Deutéronome
IntroductionDeutéronome 33
Analyse du texte source · restitution Philologique
’Ish ha-Elohim, « homme de Dieu », est un titre narratif appliqué ici à Moïse dans l’introduction de la bénédiction.
’Eshdat est une forme notoirement difficile : ketiv/qeré, segmentation et étymologie sont discutés. « Feu de loi » est une interprétation traditionnelle ; la Philologique conserve le lexème plutôt que de la figer.
Ḥovev ‘ammim puis le passage à la deuxième personne rendent la syntaxe instable. Qedoshaw signifie ses consacrés/saints ; toukkou leraglekha est également discuté.
Morashah qehillat Ya‘aqov : la Torah est dite « héritage de l’assemblée de Jacob ».
Le sujet de wayhi viYeshouroun melekh, « il y eut/fut roi en Yeshouroun », n’est pas explicitement nommé ; la traduction ne l’identifie pas de force.
Wihi metaw mispar est elliptique, littéralement « et que ses hommes soient nombre ». Le sens exact, positif ou restrictif, reste discuté.
La bénédiction de Juda combine retour vers le peuple, force des mains et aide contre les adversaires.
Toummim et Ourim restent des termes techniques divinatoires sacerdotaux ; ’ish ḥasidekha est l’homme de ta fidélité/ton fidèle.
Trois négations sur père/mère, frères et fils expriment la priorité de la parole et de l’alliance sur les liens familiaux dans la vocation lévitique.
Le service lévitique associe enseignement des mishpatim/Torah et fonction cultuelle de l’encens et de l’holocauste.
Maḥats motnayim, « brise les reins », est une image guerrière de neutralisation de la force adverse.
« Entre ses épaules » est une image géographique ou protectrice difficile ; la traduction conserve l’image sans l’expliquer dans le texte continu.
Mimmeged shamayim, « du meilleur/précieux du ciel », ouvre une série anaphorique de bénédictions territoriales pour Joseph.
Les produits du soleil et des « lunes/mois » associent cycles solaire et lunaire à la fécondité agricole.
Harere qedem et giv‘ot ‘olam : montagnes d’ancienneté et collines d’éternité, langage poétique de durée cosmique.
Nezir ’eḥaw peut signifier consacré, distingué ou séparé parmi ses frères ; le lien lexical au nazir ne suffit pas à imposer une institution nazaréenne ici.
Re’em désigne un grand bovidé sauvage, probablement l’aurochs.
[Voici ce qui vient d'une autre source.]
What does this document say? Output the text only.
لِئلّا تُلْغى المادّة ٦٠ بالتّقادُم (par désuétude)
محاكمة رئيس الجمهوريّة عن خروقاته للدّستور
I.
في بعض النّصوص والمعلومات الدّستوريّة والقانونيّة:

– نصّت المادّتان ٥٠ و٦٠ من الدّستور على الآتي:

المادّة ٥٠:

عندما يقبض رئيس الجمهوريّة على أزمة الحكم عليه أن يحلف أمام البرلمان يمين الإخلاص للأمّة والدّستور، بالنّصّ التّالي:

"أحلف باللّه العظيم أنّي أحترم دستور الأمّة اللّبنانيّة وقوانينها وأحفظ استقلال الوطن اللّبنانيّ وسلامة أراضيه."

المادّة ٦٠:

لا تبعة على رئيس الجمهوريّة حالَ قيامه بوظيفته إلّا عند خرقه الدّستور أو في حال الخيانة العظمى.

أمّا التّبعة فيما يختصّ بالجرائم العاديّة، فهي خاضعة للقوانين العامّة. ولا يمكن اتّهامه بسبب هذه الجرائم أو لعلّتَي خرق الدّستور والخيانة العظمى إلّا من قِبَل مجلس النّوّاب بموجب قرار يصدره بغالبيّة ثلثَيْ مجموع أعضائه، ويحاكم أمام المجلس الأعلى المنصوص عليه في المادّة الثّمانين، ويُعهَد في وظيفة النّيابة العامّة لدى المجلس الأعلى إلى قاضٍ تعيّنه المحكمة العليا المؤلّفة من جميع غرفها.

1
Les cornes figurent la puissance d’Éphraïm et Manassé.
Sorties de Zabulon et tentes d’Issakar opposent deux espaces d’activité sans les préciser davantage.
Shefa‘ yammim et sefuné temouné ḥol sont des images poétiques : abondance des mers et trésors cachés dans le sable.
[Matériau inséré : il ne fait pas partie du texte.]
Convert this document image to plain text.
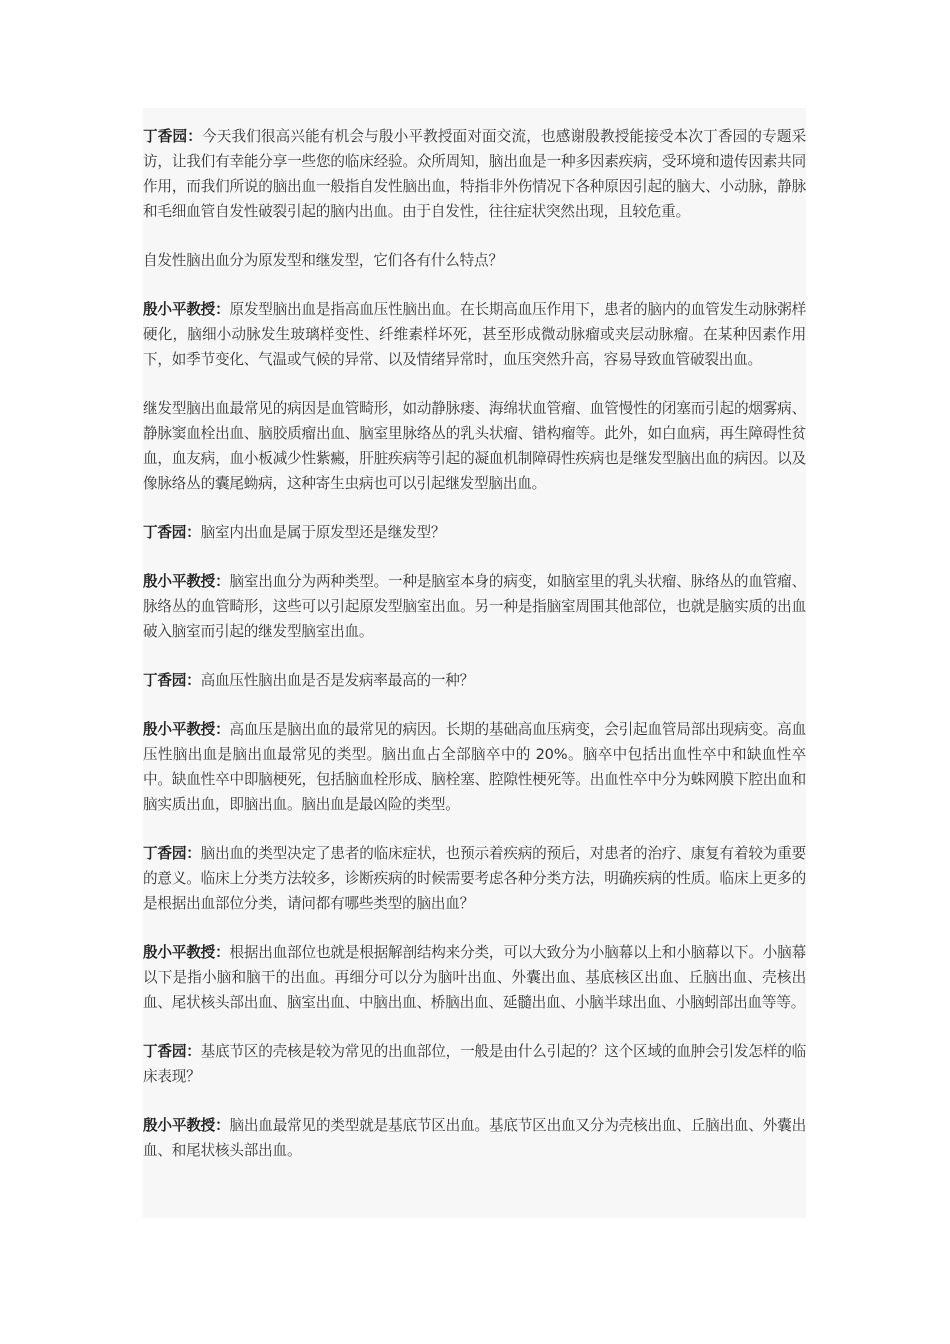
丁香园：今天我们很高兴能有机会与殷小平教授面对面交流，也感谢殷教授能接受本次丁香园的专题采访，让我们有幸能分享一些您的临床经验。众所周知，脑出血是一种多因素疾病，受环境和遗传因素共同作用，而我们所说的脑出血一般指自发性脑出血，特指非外伤情况下各种原因引起的脑大、小动脉，静脉和毛细血管自发性破裂引起的脑内出血。由于自发性，往往症状突然出现，且较危重。

自发性脑出血分为原发型和继发型，它们各有什么特点？

殷小平教授：原发型脑出血是指高血压性脑出血。在长期高血压作用下，患者的脑内的血管发生动脉粥样硬化，脑细小动脉发生玻璃样变性、纤维素样坏死，甚至形成微动脉瘤或夹层动脉瘤。在某种因素作用下，如季节变化、气温或气候的异常、以及情绪异常时，血压突然升高，容易导致血管破裂出血。

继发型脑出血最常见的病因是血管畸形，如动静脉瘘、海绵状血管瘤、血管慢性的闭塞而引起的烟雾病、静脉窦血栓出血、脑胶质瘤出血、脑室里脉络丛的乳头状瘤、错构瘤等。此外，如白血病，再生障碍性贫血，血友病，血小板减少性紫癜，肝脏疾病等引起的凝血机制障碍性疾病也是继发型脑出血的病因。以及像脉络丛的囊尾蚴病，这种寄生虫病也可以引起继发型脑出血。

丁香园：脑室内出血是属于原发型还是继发型？

殷小平教授：脑室出血分为两种类型。一种是脑室本身的病变，如脑室里的乳头状瘤、脉络丛的血管瘤、脉络丛的血管畸形，这些可以引起原发型脑室出血。另一种是指脑室周围其他部位，也就是脑实质的出血破入脑室而引起的继发型脑室出血。

丁香园：高血压性脑出血是否是发病率最高的一种？

殷小平教授：高血压是脑出血的最常见的病因。长期的基础高血压病变，会引起血管局部出现病变。高血压性脑出血是脑出血最常见的类型。脑出血占全部脑卒中的 20%。脑卒中包括出血性卒中和缺血性卒中。缺血性卒中即脑梗死，包括脑血栓形成、脑栓塞、腔隙性梗死等。出血性卒中分为蛛网膜下腔出血和脑实质出血，即脑出血。脑出血是最凶险的类型。

丁香园：脑出血的类型决定了患者的临床症状，也预示着疾病的预后，对患者的治疗、康复有着较为重要的意义。临床上分类方法较多，诊断疾病的时候需要考虑各种分类方法，明确疾病的性质。临床上更多的是根据出血部位分类，请问都有哪些类型的脑出血？

殷小平教授：根据出血部位也就是根据解剖结构来分类，可以大致分为小脑幕以上和小脑幕以下。小脑幕以下是指小脑和脑干的出血。再细分可以分为脑叶出血、外囊出血、基底核区出血、丘脑出血、壳核出血、尾状核头部出血、脑室出血、中脑出血、桥脑出血、延髓出血、小脑半球出血、小脑蚓部出血等等。

丁香园：基底节区的壳核是较为常见的出血部位，一般是由什么引起的？这个区域的血肿会引发怎样的临床表现？

殷小平教授：脑出血最常见的类型就是基底节区出血。基底节区出血又分为壳核出血、丘脑出血、外囊出血、和尾状核头部出血。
L’image de Gad comme lavi, lion/lionne, associe expansion territoriale et puissance guerrière.
Ḥelqat meḥoqeq safoun est elliptique : « part du législateur réservée/cachée ». L’identification exacte du meḥoqeq et de la part reste ouverte.
Le lionceau de Dan « bondit » ou « s’élance » depuis Bashân ; la topographie poétique reste difficile à harmoniser avec l’implantation tribale.
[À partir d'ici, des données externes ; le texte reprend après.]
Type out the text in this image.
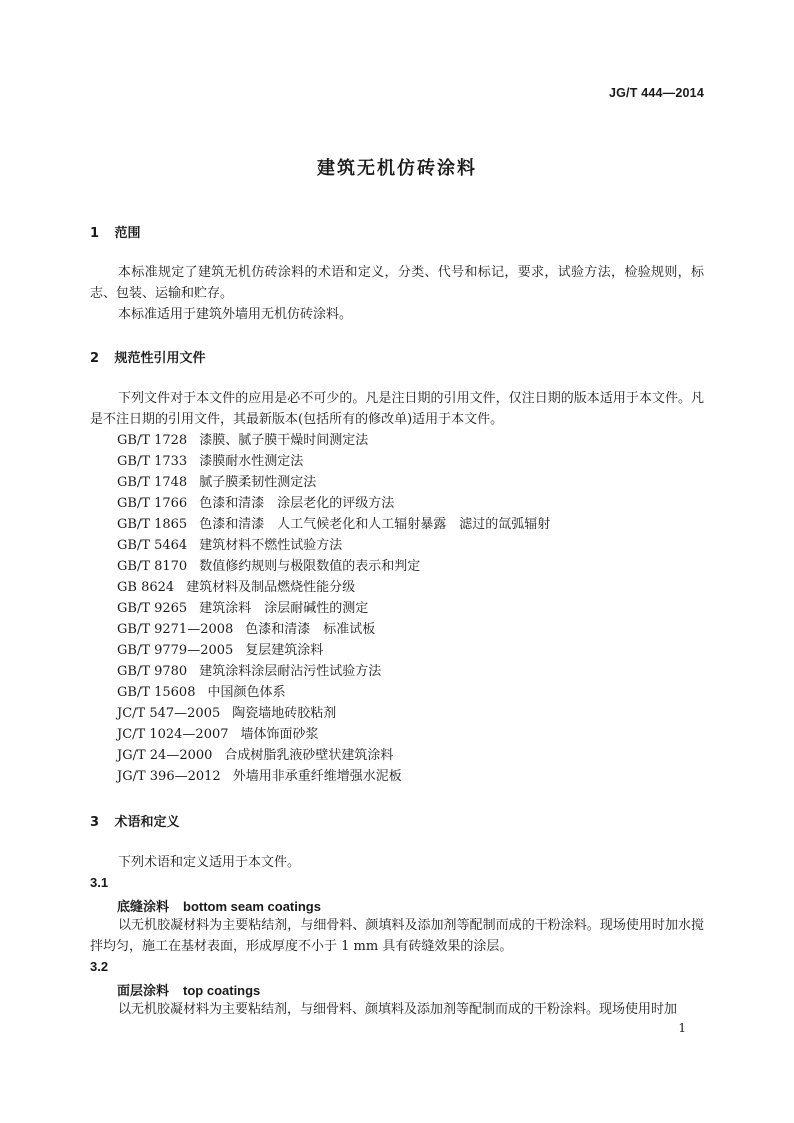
JG/T 444—2014
建筑无机仿砖涂料
1 范围
本标准规定了建筑无机仿砖涂料的术语和定义，分类、代号和标记，要求，试验方法，检验规则，标志、包装、运输和贮存。
本标准适用于建筑外墙用无机仿砖涂料。
2 规范性引用文件
下列文件对于本文件的应用是必不可少的。凡是注日期的引用文件，仅注日期的版本适用于本文件。凡是不注日期的引用文件，其最新版本(包括所有的修改单)适用于本文件。
GB/T 1728 漆膜、腻子膜干燥时间测定法
GB/T 1733 漆膜耐水性测定法
GB/T 1748 腻子膜柔韧性测定法
GB/T 1766 色漆和清漆　涂层老化的评级方法
GB/T 1865 色漆和清漆　人工气候老化和人工辐射暴露　滤过的氙弧辐射
GB/T 5464 建筑材料不燃性试验方法
GB/T 8170 数值修约规则与极限数值的表示和判定
GB 8624 建筑材料及制品燃烧性能分级
GB/T 9265 建筑涂料　涂层耐碱性的测定
GB/T 9271—2008 色漆和清漆　标准试板
GB/T 9779—2005 复层建筑涂料
GB/T 9780 建筑涂料涂层耐沾污性试验方法
GB/T 15608 中国颜色体系
JC/T 547—2005 陶瓷墙地砖胶粘剂
JC/T 1024—2007 墙体饰面砂浆
JG/T 24—2000 合成树脂乳液砂壁状建筑涂料
JG/T 396—2012 外墙用非承重纤维增强水泥板
3 术语和定义
下列术语和定义适用于本文件。
3.1
底缝涂料 bottom seam coatings
以无机胶凝材料为主要粘结剂，与细骨料、颜填料及添加剂等配制而成的干粉涂料。现场使用时加水搅拌均匀，施工在基材表面，形成厚度不小于 1 mm 具有砖缝效果的涂层。
3.2
面层涂料 top coatings
以无机胶凝材料为主要粘结剂，与细骨料、颜填料及添加剂等配制而成的干粉涂料。现场使用时加
1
Yam wederom signifie littéralement « mer/ouest et sud ». L’orientation exacte appliquée à Nephtali est discutée.
« Tremper son pied dans l’huile » est une hyperbole d’abondance oléicole.
Dove’ekha est un hapax/terme très rare ; « vigueur » ou « force » est interprétatif. La Philologique conserve le lexème pour éviter une fausse certitude.
Rokhev shamayim, « chevauchant les cieux », est une image théophanique de souveraineté et de secours.
Me‘onah peut être demeure/refuge ; zero‘ot ‘olam sont les « bras éternels », image de soutien sous Israël.
‘Ein Ya‘aqov, « source/œil de Jacob », est poétique ; badad, à l’écart/seul, reprend un motif d’Israël en sécurité distincte.
Bamotemo, « leurs hauteurs », peut désigner hauteurs/dos élevés des ennemis ; l’image finale est celle d’une domination victorieuse.